Um lugar de vida e cultura da era galo-romana: da “VILLA RUSTICA” galo-romana à “GRANGIA” da Idade Média. Os templários dão a Lagrange uma orientação vitícola precoce: a nobre casa de Lagrange de Monteil e o cortiço de Pellecalhus, o hospital e a capela no século XIII. Somente a partir de 1631 podemos reconstruir a história dos diferentes proprietários. A família de Branne, parlamentar de Bordeaux e dona de Mouton, adquire a propriedade e contribui para sua influência.Em 1790, Jean-Valère Cabarrus, armador e comerciante influente, investe na propriedade e constrói sua distribuição comercial. Ele mandou Visconti construir a Torre da Toscana em 1820, que se tornou o emblema do Château Lagrange.De Jefferson a Dûchatel, a história de uma classificação. Em 1785, Thomas Jefferson, então embaixador dos Estados Unidos na França, visitou Bordéaux e classificou Lagrange em segundo do 3º  cru .Em 1855, Lagrange foi classificado como terceiro cru, graças aos esforços e à visão do conde Dûchatel, proprietário de 1842 a 1874. Ele inovou e criou uma fábrica de drenos, ampliando a propriedade para 280 hectares, 120 dos quais em vinha.Ministro do Interior do rei Louis-Philippe e membro da Academia de Belas Artes, ele contribuiu para a influência do Château Lagrange na Europa. O grupo japonês Suntory, sob a liderança de seu presidente Keizo Saji, adquiriu o domínio em 1983.Marcel Ducasse foi então recrutado ao lado de Kenji Suzuta para liderar essa profunda reestruturação da vinha e iniciar a espetacular reforma da propriedade. Este primeiro passo constitui o renascimento da CHÂTEAU LAGRANGE .Após mais de vinte anos de trabalho, investimentos humanos e técnicos, Lagrange encontrou a plenitude e o reconhecimento de seus colegas.Hoje, um novo conjunto, Matthieu Bordes e Keiichi Shiina, continua essa busca pela excelência. Uma segunda fase de investimentos começou na safra de 2008, oferecendo a Lagrange os meios para perseguir suas ambições: produzir vinhos distintos, elegantes e brilhantes, em consonância com o grande Saint-Julien.Uma evolução dos métodos de produção para uma maior respeito ao meio ambiente e redução da pegada ecológica da propriedade.
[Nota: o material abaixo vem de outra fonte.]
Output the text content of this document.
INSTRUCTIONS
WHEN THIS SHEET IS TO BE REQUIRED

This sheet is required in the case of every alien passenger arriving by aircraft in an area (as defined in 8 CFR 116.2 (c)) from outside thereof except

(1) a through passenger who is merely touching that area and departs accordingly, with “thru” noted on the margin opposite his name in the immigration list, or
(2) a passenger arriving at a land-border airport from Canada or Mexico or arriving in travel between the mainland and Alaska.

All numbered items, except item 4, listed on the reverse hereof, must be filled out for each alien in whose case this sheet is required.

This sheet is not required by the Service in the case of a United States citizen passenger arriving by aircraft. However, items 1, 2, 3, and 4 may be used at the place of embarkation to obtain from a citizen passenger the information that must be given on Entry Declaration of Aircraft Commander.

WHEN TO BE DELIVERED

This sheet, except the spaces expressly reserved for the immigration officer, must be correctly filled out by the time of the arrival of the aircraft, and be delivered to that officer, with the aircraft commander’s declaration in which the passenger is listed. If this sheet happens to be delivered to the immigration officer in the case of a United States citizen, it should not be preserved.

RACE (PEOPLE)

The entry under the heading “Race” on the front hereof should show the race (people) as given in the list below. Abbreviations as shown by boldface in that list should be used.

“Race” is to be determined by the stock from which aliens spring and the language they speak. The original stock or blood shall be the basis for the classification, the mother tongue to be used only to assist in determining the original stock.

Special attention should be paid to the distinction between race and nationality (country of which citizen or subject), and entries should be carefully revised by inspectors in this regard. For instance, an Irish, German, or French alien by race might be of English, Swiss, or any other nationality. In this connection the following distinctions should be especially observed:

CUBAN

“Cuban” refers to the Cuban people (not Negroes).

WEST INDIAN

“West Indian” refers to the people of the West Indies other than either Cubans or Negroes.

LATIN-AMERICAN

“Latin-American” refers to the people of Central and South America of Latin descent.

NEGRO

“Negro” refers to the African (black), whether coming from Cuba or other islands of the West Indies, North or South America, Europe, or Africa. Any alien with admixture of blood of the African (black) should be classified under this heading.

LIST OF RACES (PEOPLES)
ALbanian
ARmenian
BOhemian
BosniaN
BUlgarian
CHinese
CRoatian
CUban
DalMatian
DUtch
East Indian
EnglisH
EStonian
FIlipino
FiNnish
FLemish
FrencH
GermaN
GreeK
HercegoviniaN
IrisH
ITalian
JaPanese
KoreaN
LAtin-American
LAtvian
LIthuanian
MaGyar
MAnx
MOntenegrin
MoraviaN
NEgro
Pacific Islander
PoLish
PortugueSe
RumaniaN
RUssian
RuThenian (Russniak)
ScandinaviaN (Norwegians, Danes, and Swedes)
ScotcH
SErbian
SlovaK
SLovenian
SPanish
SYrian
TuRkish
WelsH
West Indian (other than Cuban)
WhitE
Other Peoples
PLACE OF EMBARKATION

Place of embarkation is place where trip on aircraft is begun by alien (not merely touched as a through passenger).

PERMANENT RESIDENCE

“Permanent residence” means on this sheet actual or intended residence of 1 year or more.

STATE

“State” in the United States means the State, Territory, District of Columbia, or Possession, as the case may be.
Le Fiefs de Lagrange é o segundo vinho do 3eme Cru Classe De Bordeaux, Chateau Lagrange. Elaborado com vinhas mais jovens (30 anos) que seu irmão maior, esta pronto para o consumo mais jovem, mas também segundo o produtor tem uma incrível longevidade.

Les Fiefs de Lagrange 2011 – elaborado com Cabernet Sauvignon (52%), Merlot (41%) e Petit Verdot (7%), com amadurecimento de 16 meses em carvalho. Teor Alcoólico de 13%.  A coloração é de um intenso e brilhante rubi, com boa transparência. Os aromas mostram cereja, amora, frutas passificadas, chocolate  e madeira. Na boca apresenta bom corpo , repetindo as sensações do olfato, em meio a  taninos suaves e bem integrados , com leve adstringência. Bom final frutado. Avaliação: 91/100 Pontos. Preço: R$ 552,62, na Mistral.

Nascido em 1757 da fusão das safras Ténac, Sartaignac e Merle pelo seu proprietário Joseph Stanislas Gruaud, a vinha do Château Gruaud-Laroseé então referido como “Fondebeau” ou “Gruaud”. Em 1781, o herdeiro de Joseph Gruaud, juntou-se a Jean-Sébastien de Larose. Mas se o vinho Château Gruaud-Larose já é famoso, isso não impede que a propriedade enfrente grandes dificuldades durante o século seguinte. Em 1812, quase vinte anos após a morte de Larose, a propriedade, privada de herdeiros, foi posta em leilão. Terá então três proprietários: David-Jean Verdonnet, Pierre Balguerie-Stuttenberg e Barão Jean-Auguste Sarget,. Em 1867, após profundas divergências, a propriedade foi dividida em duas entre as famílias Sarget e Balguerie. Desde 1997, a família Merlaut administra esta histórica propriedade de Saint-Julien.  Gruaud-Larose possui 84 ​​hectares de vinhedos localizados em um platô rico em cascalho, a oeste do Château Beychevelle.  O Château Gruaud-Larose é uma propriedade 2ème Cru Classé que produz um dos vinhos mais encorpados e de longa duraçãode St-Julien .

Sarget de Gruaud Larose 2011 – elaborado com Cabernet Sauvignon (65%), Merlot (25%), Cabernet Franc (8%) e Petit Verdot (2%), com envelhecimento por 18 meses em carvalho, sendo 30% novo. Teor Alcoólico de 13%. A coloração é de um intenso e brilhante rubi, com boa transparência. Os aromas mostram cereja, amora, cedro, especiarias e alcaçuz. Na boca apresenta bom corpo , repetindo as sensações do olfato, em meio a  taninos suaves e bem integrados , com leve adstringência. Bom final frutado com alcaçuz se mostrando. Avaliação: 92/100 Pontos. Preço: R$ 552,62, na Mistral.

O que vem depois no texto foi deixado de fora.